La montagne est jeune by Suyin Han

La montagne est jeune by Suyin Han

Auteur:Suyin, Han [Suyin, Han]
La langue: fra
Format: epub
Tags: Littérature anglophone, Littérature chinoise
Éditeur: Stock
Publié: 1959-07-09T22:00:00+00:00


Bien des fois, pendant ces premiers jours, ces premières nuits, Anne devait ressasser ses scrupules, les disséquer plus ou moins longuement, tournant en rond comme un félin qui va frôlant de l’épaule les grilles de fer de sa cage. Mais, tandis qu’elle se heurtait aux barrières des « je devrais » et des « il fallait », elle savait bien qu’en réalité elle cherchait de nouvelles raisons, aussi clairement formulées que l’étaient les objections, pour continuer d’appartenir à Unni Menon.

Quand elle était tout à fait lucide (du moins l’imaginait-elle), son esprit s’acharnait à l’analyse, s’efforçait de découvrir des points faibles dans leurs relations, de trouver dans leurs mobiles et leurs intentions l’imparfait et l’impur, d’interroger l’avenir avec une logique froide et rationnelle.

« C’est seulement parce que je mourais de faim, lui lança-t-elle (alors qu’elle venait de s’anéantir dans un paroxysme de sensualité dont elle ne se serait jamais crue capable), c’est tout simplement parce que j’avais envie d’un homme, j’ai été trop longtemps privée.

— Certainement, dit Unni. Mais alors, pourquoi m’avoir attendu, moi ? Quoi que puisse penser ton ami Leo, nous ne faisons pas l’amour, toi et moi, uniquement pour une question de glandes. Sinon, Leo pourrait être ici à ma place. Ou bien Ranchit. »

Contre cette foi toute simple, elle épuisait les arguments et, de même que son corps se transformait, fleurissait, s’épanouissait, comme si sa chair était repétrie, sa beauté façonnée à nouveau dans les bras d’Unni, ainsi ces préoccupations obsédantes finirent-elles par s’évanouir. Un soir, elle ne trouva plus rien à dire et elle éclata de rire.

« Je suis lasse de lutter, de m’efforcer d’exprimer par des paroles tout ce que j’éprouve ! Que j’aie tort ou raison, Unni, je t’en prie, veille sur moi.

— Je te le promets.

— Si John demandait le divorce, m’épouserais-tu ?

— Non.

— Pourquoi ?

— Est-ce la peinture qui donne au bois de charpente sa solidité ? Tu as besoin de te reposer du mariage. Je vivrai avec toi, je te resterai attaché, je serai à toi. Peut-être t’épouserai-je au bout de deux plans quinquennaux, mais pas avant ! »

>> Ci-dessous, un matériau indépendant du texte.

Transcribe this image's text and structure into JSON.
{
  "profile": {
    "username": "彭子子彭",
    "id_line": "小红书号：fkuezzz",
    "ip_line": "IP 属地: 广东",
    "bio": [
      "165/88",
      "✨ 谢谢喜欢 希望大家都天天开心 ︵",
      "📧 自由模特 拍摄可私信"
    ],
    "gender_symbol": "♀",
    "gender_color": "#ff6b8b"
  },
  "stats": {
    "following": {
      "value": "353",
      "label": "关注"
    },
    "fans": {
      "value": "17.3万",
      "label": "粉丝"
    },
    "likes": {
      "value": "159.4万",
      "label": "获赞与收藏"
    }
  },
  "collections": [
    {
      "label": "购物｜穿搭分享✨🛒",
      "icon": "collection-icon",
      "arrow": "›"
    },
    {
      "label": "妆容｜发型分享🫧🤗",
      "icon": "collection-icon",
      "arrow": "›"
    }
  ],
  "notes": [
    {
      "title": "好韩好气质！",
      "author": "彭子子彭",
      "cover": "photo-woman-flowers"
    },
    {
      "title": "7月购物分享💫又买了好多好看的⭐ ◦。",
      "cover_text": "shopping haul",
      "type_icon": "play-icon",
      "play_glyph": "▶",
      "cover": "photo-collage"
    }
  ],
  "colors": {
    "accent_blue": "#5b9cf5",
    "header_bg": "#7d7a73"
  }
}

Anne riait, elle savait qu’il avait raison, mais elle n’était pas entièrement convaincue. Serait-elle capable de dire bravement, fièrement : « J’aime cet homme », sans être d’abord enchaînée à lui dans les formes normales, légales ? Pourtant l’idée du mariage était liée pour elle de façon déplaisante à la répulsion physique que lui inspirait John. La réalité c’était Unni, et surtout la découverte de son corps et du pouvoir sensuel qu’il possédait, c’était le plaisir qu’elle donnait et recevait, inconnu jusqu’alors et devenu une révélation fascinante. Cela c’était solide, réel, éclatant, c’était le monde de la substance auquel le monde des mots ajoute ses interprétations, ses déformations et ses émotions conditionnées.

« Je crois que je m’égare dans des subtilités. Des “verbalismes”, comme disaient les Américains.

— Je crois que oui, Anne. Ne cherchons pas, à l’exemple des dieux, à être toujours dans le vrai. »

Ainsi, dans les bras d’Unni, Anne partit lentement, à tâtons, à la recherche d’elle-même, alors même qu’elle demeurait encore incrédule.